As a journalist with the Air Force, McCarron’s job was to interview servicemen and women and provide their hometown radio stations, television channels and newspapers with accounts of their duties. It was a job he loved—until the names of people he interviewed began appearing on the rosters of those killed in action.
Every Friday, the Pentagon distributed the names of the fallen.
McCarron said he dreaded reading through what became known simply as “the list.” Finding a familiar name meant McCarron had to remove the individual’s story from the files so it would not appear in print or on air again. He said the loss of every one of the people he chronicled left a wound on his soul and several times during his remarks be stopped to gather his composure.
McCarron said he and his colleagues contacted the families of those on “the list,” sending them copies of their stories along with letters of sympathy and gratitude.
“It is not easy to talk about this day,” McCarron said. “Today is not about us, not about the living veterans who made it home. Today is about those who never made it home, who lie on distant battlefields or are lost at sea. Today is about remembering those who lost their lives. It’s about honoring those who answered America’s call to service and paid the ultimate price.”
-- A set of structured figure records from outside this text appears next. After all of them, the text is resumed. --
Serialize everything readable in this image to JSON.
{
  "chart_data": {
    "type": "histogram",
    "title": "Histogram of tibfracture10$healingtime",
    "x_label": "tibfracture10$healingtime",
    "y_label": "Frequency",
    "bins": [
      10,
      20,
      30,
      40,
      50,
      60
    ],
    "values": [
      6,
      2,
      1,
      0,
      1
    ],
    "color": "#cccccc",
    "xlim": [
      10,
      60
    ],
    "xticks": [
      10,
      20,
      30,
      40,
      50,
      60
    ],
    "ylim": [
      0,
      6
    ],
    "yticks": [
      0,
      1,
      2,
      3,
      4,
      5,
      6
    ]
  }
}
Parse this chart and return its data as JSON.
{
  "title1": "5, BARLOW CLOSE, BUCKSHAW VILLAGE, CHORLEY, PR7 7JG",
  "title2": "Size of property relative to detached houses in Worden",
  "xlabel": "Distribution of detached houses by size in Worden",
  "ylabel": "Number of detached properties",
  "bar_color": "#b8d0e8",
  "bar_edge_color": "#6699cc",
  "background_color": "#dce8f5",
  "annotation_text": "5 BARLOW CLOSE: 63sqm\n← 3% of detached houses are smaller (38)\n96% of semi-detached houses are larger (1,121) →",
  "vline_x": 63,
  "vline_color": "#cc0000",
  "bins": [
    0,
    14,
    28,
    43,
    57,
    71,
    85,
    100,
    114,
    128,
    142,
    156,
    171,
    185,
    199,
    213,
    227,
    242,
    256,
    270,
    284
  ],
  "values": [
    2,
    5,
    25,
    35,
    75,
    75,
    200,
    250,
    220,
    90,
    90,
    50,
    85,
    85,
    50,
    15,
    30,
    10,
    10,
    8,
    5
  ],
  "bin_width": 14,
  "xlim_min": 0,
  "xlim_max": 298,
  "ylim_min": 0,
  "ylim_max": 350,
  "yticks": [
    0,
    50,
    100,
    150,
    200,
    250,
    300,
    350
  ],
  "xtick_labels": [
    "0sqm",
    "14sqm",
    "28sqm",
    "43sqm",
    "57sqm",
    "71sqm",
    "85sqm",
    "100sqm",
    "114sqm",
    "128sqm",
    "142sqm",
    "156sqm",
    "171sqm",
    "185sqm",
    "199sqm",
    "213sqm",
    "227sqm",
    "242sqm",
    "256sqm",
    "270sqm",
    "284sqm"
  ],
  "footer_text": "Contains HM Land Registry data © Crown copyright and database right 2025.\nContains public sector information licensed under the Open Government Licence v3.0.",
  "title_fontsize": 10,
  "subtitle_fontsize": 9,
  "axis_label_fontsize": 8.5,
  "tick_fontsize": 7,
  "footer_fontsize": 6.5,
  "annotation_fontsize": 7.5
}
McCarron urged the audience to honor the fallen by attending annual Memorial Day services.
“Never forget them,” he said. “Never allow their sacrifice to be for naught.”
Marine Corps veteran Joanne Evans, master of ceremonies at the Perris Memorial Day service, read the names of 18 local veterans and Auxiliary members of Posts 595 and 888 who died in the last year and now reside in “Post Everlasting.” As she read each name, Chaplain Bill Bauer rang a bell one time in their honor.
The day’s ceremonies also included the laying of wreaths at veterans’ memorials, a three-rifle volley and the playing of Taps.